Representative confocal monochromatic nucleus (a,d,g), VAPB (b,e,h), and merge (c,f,i) images of immunofluorescence performed with an antihuman VAPB polyclonal antibody in PBMCs of HCs, PD patients, and sALS patients. VAPB is represented in green, and the nuclei are in blue. (i) The merge image shows the presence of VAPB ER-aggregates in sALS patients that is clearly different from those obtained in PD patients (f) and HCs (c). The arrows indicate VAPB ER-aggregates. Scale bars: 20 µm. Each sample were analyzed in 20 fields. For each subject, the number of lymphocytes showing VAPB aggregates was divided by the original total number of isolated cells (2 × 10⁴).

Figure 4

(a) Representative immunofluorescence image of primary skin fibroblasts performed with an antihuman VAPB polyclonal antibody. VAPB (green) and nuclei (blue) in fibroblasts were isolated from HCs (left) and sALS patients (right). The sALS patient fibroblasts staining showed globular accumulations of VAPB (indicated by arrows) compared to the control. (b) Image showing single staining of VAPB (green) (left), GRP78 (red) (middle), and merge (right). The merge evidenced the colocalization of GRP-78 with the VAPB accumulations (indicated by arrows) representing the ER distribution.
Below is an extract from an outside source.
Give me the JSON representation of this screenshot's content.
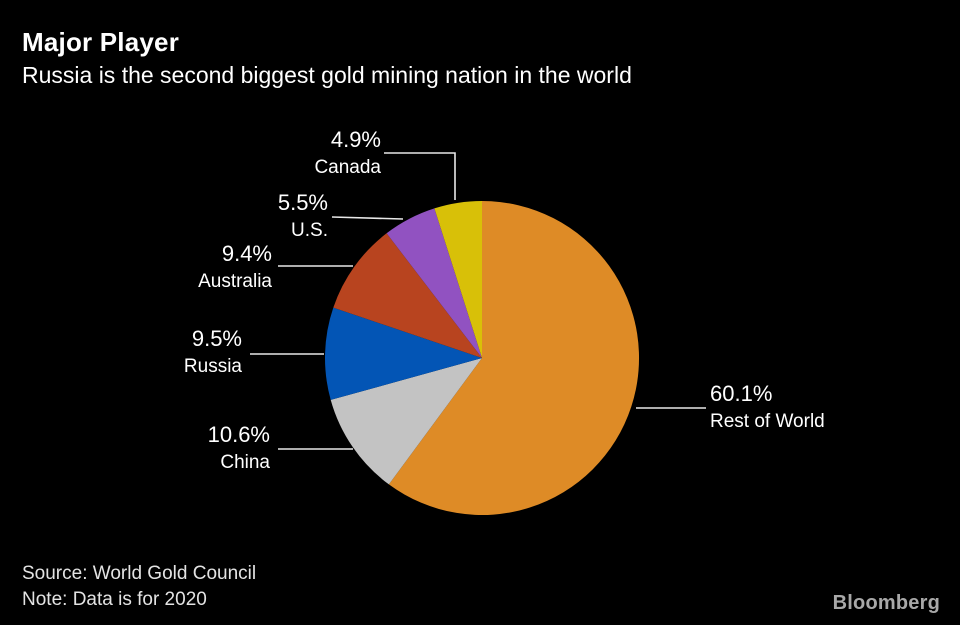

Scale bars: 15 µm.

Figure 5

FCAs performed with a monoclonal antibody against VAPB. The graph shows a statistically significant decreased level of VAPB fluorescence detection in sALS patients compared to in PD patients and HCs. On the contrary, VAPB fluorescence signals in HCs and PD patients did not present significant differences. The data are expressed as MFIs in all patients and controls analyzed. * p < 0.05; ** p < 0.005.

Figure 6

VAPB mRNA expression in PBMCs from HCs (n = 24) and ALS (n = 24) patients. mRNA levels were quantified by real-time PCR. mRNA values are normalized by that of GAPDH. Values represent mean ± SD. Each sample was examined in triplicate. VAPB mRNA levels of sALS patients were not significantly different from those detected in HCs.

Figure 7

(a) Representative western blot data from one HC and two PD- and two sALS-affected patients. The image shows the overexpression of ubiquitin and HSP90 in sALS and PD patients compared to in the HCs. For each analysis, around 15 µg of protein were loaded. β-tubulin was used as a loading control. (b) Quantification of band intensities normalized with a β-tubulin value depicted in (a). Densitometry analysis was performed using the software Image. All western blot experiments were performed in triplicate. *** p < 0.0005.